TOLU OSINUBI LLB Law 2012, PG Dip Legal Practice 2013 Senior Manager at Deloitte and Intersectionality Lead for Globe UK, OUTstanding future leaders list 2020 & 2021, DIVA Magazine Diversity Champion of the Year 2021. Shortlist for Top 10 Diversity Hero category for British LGBT Awards 2022 and Inspirational Role Model of the Year, DIVA Awards 2022. Alongside her responsibilities as a Senior Manager for Deloitte in Quality and Test Engineering practice, Tolu Osinubi is passionate about sharing her experiences as a Black, LGBTQ+ woman and advocating for intersectionality in the technology industry. Black women make up just 1% of the UK and US technology industry workforce, and Tolu is determined to continue to promote inclusion within the workplace.
I started off studying Biomedical Sciences but I wasn’t enjoying it much, so I decided to switch to Law. I made some great friends on both courses and during my time with the women’s rugby team, but Law aligned better with where I thought I wanted to go in my career. After finishing my undergraduate and Legal Practice course, I started to have some doubts about a career in law longer term. At the time, back in 2012, the technology industry looked like it was going to grow significantly, which I found quite exciting. I started my first graduate job in 2013 for a software testing consultancy based in Leeds. I decided to stay in the North because I had such a good time living in Sheffield. It was a great opportunity for me to learn something completely new – not just the technology and software testing but the consultancy aspect. Skills I learnt from my degree like analysis, critical thinking and presenting
helped to make public speaking a lot less nerve-wracking. I was looking to relocate to London and I’d heard a lot about how Deloitte centres its people and focuses on diversity and inclusion. I was drawn to that and thought it sounded like the sort of company I’d like to work for. Over the past five years, I’ve worked my way up to be a Senior Manager where I am focused on clients in the consumer space. I spend a lot of time on large-scale and complex deliveries where we help clients, particularly in the retail industry. When you start with a new client it’s a bit like starting a new job. I’ve done two-year projects, two-week projects and everything in between. It means meeting new people, getting up to speed with new technologies and trying to understand the best way to support clients. I find that exciting as well as challenging because you never know where you’re going to land. I know just from looking around the room that I am very under-represented
within my industry.
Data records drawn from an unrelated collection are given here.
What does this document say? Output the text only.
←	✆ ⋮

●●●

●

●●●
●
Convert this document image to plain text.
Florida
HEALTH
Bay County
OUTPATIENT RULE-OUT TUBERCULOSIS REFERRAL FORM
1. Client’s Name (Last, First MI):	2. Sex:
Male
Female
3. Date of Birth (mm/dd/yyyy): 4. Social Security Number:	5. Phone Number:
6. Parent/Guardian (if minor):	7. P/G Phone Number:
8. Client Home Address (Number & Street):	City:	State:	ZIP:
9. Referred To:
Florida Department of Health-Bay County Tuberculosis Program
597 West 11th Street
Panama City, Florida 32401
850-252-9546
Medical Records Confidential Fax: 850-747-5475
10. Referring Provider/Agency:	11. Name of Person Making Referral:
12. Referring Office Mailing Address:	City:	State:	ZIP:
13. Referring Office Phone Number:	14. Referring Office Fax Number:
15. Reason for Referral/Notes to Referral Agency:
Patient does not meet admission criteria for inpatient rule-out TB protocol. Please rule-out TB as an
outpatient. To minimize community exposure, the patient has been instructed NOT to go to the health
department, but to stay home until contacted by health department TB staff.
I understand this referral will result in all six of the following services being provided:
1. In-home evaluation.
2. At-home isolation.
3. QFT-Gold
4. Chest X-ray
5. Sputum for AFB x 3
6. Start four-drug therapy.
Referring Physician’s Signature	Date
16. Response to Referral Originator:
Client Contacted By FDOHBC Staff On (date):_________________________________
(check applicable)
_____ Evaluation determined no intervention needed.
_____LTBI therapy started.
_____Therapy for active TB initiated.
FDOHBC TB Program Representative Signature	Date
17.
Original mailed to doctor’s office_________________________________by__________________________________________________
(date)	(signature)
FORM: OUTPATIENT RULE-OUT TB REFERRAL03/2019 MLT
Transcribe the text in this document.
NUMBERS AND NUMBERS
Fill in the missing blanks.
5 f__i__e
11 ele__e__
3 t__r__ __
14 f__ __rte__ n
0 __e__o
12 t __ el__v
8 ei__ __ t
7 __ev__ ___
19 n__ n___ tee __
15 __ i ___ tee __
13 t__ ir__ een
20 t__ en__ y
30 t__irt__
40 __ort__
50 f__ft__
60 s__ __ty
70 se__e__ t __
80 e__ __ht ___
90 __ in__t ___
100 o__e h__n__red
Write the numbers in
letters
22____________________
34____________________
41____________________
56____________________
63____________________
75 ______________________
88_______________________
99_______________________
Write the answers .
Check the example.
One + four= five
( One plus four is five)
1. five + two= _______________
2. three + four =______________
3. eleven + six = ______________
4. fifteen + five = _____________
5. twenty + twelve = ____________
As part of our diversity network, we have practical initiatives to support people. For example, after the murder of George Floyd, we held listening sessions for Black colleagues to talk about their experiences inside and outside of the firm. We also have a Black Action Plan and part of this is our reverse mentoring programme where Black colleagues mentor senior partners and build a relationship with senior leadership in our business. My key saying is ‘Your perceived weaknesses are actually your greatest strengths’. Stories have so much power and one of the biggest realisations for me is that the aspects of my identity which have caused struggle are now my strengths.